Antalya'da otoparkta 3 genci döven 17 polis, Çallı'da demir çubuk ve sopalarla gösterivcilere vuran polisler kameralara yakalandıkları halde tespit edilemediler. İzmir'de kameralara yakalanan polis ile birlikte hareket eden eli sopalılarla ilgili soruşturma kapatıldı. Ethem Sarısülük'ün katili olan polis korunuyor. Eskişehir Valisi Tuna hala daha "Polis yapmaz, arkadaşları yaptı" sözünde ısrarlı.

Hanefi Avcı ne demişti:
"Savcı savcı değil, polis polis değil, vali vali değil.
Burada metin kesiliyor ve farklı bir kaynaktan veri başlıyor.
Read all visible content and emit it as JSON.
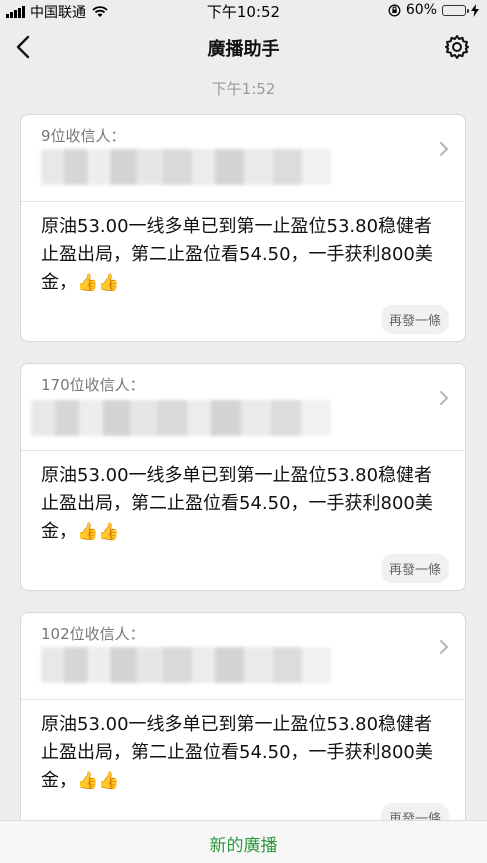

Hepsi bir örgütün elemenları"

Berkin Elvan'ın kamera kayıtlarına hala ulaşılamadı, üstelik daha kendine gelmeden hastaneden atmaya kalktılar. 14 yaşındaki bir çocuk, yoğun bakım servisinde bitkisel hayatta yatarken, ailesini çağırıp: "Alın götürün, evde bakın" diyorlar.
Demek ki, doktor da doktor değil, hastane de hastane değil. Hepsi bir örgütün elemanları.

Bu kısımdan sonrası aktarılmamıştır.